Abstract

Weighted optimality criteria allow an experimenter to express hierarchical interest across estimable functions through a concise weighting system. We show how such criteria can be implicitly influenced by the estimable functions’ minimum variances, leading to nonintuitive variance properties of the optimal designs. To address this, we propose a new optimality and evaluation approach that incorporates these minimum variances. A modified c-optimality criterion is introduced to calculate an estimable function’s minimum variance while requiring estimability of all other functions of interest. These minimum variances are then incorporated into a standardized weighted A-criterion that has an intuitive weighting system.
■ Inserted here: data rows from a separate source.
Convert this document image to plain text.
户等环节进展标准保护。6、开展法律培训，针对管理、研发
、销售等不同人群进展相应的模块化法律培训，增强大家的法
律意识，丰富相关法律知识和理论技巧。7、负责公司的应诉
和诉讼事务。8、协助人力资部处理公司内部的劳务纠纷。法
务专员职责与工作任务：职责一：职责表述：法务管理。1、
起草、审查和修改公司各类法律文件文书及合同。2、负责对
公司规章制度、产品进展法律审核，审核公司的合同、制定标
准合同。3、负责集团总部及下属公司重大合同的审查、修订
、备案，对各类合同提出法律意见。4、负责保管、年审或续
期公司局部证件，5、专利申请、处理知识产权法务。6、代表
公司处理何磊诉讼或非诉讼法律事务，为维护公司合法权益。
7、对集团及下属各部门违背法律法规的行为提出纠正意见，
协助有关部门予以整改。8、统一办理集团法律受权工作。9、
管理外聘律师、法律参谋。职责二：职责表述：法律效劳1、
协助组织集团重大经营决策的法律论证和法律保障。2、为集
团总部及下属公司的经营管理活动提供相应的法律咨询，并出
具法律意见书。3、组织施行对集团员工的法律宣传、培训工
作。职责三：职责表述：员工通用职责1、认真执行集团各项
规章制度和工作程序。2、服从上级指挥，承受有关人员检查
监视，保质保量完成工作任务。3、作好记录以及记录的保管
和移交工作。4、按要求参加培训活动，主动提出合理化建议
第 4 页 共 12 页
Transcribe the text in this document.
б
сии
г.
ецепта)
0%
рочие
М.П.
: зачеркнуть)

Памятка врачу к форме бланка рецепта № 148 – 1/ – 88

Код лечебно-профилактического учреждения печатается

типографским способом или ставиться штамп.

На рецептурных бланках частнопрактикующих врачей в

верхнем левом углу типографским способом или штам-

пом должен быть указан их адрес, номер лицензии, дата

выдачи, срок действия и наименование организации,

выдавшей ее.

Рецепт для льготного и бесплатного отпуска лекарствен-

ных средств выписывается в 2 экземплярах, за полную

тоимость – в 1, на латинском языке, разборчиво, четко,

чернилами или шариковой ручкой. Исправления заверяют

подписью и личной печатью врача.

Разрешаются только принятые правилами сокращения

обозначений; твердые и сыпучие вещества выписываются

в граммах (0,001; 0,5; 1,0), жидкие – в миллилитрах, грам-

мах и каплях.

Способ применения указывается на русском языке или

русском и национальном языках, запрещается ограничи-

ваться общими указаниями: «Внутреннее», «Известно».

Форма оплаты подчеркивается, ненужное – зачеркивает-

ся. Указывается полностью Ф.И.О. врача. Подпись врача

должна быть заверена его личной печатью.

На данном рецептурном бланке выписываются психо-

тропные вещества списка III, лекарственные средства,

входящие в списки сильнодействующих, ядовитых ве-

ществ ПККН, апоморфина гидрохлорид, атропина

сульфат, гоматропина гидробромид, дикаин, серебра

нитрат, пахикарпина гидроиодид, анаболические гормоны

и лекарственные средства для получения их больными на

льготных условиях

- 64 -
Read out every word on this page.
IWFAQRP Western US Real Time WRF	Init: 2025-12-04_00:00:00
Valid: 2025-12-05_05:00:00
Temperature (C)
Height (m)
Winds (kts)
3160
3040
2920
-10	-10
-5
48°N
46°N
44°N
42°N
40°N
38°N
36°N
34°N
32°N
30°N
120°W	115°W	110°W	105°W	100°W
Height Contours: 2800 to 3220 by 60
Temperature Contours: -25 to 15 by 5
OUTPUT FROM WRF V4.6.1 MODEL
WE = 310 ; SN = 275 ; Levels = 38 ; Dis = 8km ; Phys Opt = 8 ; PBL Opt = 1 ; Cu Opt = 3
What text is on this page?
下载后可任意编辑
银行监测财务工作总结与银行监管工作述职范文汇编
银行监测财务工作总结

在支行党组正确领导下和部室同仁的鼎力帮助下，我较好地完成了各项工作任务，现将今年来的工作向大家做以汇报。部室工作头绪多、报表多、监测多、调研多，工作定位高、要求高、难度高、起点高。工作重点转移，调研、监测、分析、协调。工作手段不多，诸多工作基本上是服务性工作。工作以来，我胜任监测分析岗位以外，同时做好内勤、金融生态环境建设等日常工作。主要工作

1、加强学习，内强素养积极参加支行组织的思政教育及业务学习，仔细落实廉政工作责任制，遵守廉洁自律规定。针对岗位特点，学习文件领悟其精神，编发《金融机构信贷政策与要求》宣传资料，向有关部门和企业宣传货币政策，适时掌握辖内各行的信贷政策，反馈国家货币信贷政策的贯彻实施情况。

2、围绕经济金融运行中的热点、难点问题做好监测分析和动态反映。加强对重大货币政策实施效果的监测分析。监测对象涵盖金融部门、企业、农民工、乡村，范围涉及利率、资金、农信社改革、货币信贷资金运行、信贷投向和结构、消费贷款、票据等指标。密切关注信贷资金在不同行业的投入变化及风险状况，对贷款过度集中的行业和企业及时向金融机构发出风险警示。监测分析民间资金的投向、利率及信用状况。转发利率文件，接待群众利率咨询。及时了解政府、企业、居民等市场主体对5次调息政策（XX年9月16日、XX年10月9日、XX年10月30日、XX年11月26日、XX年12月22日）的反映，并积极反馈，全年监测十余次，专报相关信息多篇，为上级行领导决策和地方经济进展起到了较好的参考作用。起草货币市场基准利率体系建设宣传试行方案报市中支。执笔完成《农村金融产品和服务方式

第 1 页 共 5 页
We argue that optimal designs under this criterion tend to satisfy the conditions of a new design property we call weight adherence that sets appropriate expectations for how a given weighting system will influence variance properties. A practical, exploratory approach is then described for weighted optimal design generation and evaluation. Examples of the exploratory approach and weight adherence are provided for two types of factorial experiments.

摘要

加权最优性标准允许实验者通过简明的加权系统表达跨可估计函数的层次兴趣。我们展示了这些标准如何受到可估计函数的最小方差的隐含影响，从而导致最优设计的非直观方差特性。为了解决这个问题，我们提出了一种新的最优性和评估方法，该方法结合了这些最小方差。引入了修改的c最优性标准来计算可估计函数的最小方差，同时要求所有其他感兴趣的函数的可估计性。然后将这些最小方差合并到标准化加权A-具有直观加权系统的标准。我们认为，该标准下的最优设计倾向于满足我们称之为权重依从性的新设计属性的条件，该属性为给定的加权系统将如何影响方差属性设定适当的期望。然后描述了一种实用的探索性方法，用于加权优化设计的生成和评估。为两种类型的因子实验提供了探索性方法和权重依从性的示例。